Despite the original expectation that 3,000 child refugees who had travelled from Syria to Europe would be brought to the UK under the ‘Dubs Scheme’, the government announced earlier this year that the scheme would close after just 350 unaccompanied migrant children had been resettled.

Two months later and an extra 130 places have now been found due to “an administrative error” which overlooked a large pledge by one local government region. The region has not been named.

A Guardian article reports the reaction of Lord Dubs who was shocked that ministers had admitted the mistake “after months of dragging their heels all along”.

“It is especially shocking that they have ‘just discovered’ this dreadful mistake after we and the local authorities have been telling them for several months that there were more offers of places.”

While the ‘Jungle’ camp at Calais was closed in October 2016 and child refugees were moved to specialist reception centres across France, many remained on the north coast of France. A recent fire at the Dunkirk camp made many refugees including children homeless. Vulnerable children continue to attempt to make the dangerous crossing over the English Channel from Calais.

Rabbi Janet Darley from Safe Passage welcomed the announcement but called for the scheme to be reopened.
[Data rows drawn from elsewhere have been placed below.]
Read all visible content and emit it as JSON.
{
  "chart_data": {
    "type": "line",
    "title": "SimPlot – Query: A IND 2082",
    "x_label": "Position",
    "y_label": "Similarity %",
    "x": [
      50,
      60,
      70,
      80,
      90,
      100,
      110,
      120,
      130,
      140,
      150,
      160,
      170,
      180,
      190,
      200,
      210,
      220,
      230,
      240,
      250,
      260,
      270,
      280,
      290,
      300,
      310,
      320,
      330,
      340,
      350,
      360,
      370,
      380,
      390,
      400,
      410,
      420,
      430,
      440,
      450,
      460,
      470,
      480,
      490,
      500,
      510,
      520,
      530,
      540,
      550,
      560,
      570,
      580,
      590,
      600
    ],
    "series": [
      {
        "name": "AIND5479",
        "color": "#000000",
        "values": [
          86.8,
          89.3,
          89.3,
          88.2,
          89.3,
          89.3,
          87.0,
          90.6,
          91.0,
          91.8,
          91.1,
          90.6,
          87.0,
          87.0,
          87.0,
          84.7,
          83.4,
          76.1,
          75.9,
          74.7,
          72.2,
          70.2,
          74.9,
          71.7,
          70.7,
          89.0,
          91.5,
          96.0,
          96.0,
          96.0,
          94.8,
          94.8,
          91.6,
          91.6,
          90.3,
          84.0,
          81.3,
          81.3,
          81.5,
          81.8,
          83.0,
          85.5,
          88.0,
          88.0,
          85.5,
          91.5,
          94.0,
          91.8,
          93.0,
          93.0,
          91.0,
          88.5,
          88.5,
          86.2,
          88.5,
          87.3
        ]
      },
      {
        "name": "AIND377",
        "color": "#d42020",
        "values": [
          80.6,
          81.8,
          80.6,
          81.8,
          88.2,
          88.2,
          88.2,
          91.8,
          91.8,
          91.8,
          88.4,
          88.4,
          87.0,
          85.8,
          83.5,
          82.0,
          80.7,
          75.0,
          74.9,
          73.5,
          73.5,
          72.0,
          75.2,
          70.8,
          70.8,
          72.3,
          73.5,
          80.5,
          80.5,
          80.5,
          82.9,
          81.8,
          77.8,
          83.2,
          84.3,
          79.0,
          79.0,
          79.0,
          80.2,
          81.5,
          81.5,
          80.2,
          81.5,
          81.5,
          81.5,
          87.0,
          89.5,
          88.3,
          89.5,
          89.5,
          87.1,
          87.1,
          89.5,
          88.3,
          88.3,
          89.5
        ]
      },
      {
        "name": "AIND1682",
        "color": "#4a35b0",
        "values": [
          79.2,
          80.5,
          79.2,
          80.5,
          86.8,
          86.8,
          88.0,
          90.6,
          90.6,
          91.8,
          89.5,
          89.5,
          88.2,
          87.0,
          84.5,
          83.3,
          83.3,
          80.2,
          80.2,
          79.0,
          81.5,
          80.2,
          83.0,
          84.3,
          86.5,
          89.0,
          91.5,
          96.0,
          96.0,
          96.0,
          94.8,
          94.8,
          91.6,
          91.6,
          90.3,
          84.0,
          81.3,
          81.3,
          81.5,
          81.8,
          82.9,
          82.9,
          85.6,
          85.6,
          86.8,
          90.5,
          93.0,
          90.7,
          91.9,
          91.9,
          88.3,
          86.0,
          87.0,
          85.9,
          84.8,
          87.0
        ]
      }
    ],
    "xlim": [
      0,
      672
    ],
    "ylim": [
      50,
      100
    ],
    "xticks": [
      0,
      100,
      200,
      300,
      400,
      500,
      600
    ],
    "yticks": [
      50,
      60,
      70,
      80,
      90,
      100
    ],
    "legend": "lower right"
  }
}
The charity helps unaccompanied child refugees and vulnerable adults in Europe find safe, legal routes to the UK.

“It is very welcome news that more children will be helped by Alf Dubs’ scheme and testament to the hard work of local communities across the country who have worked with councils to find extra places for some of the most vulnerable child refugees in Europe.

“However, if 130 places can be missed due to an administrative error, and many more councils have since come forward and pledged extra spaces, this clearly demonstrates the need to re-consult with councils on capacity and re-open the ‘Dubs scheme’ so more children can in future benefit.”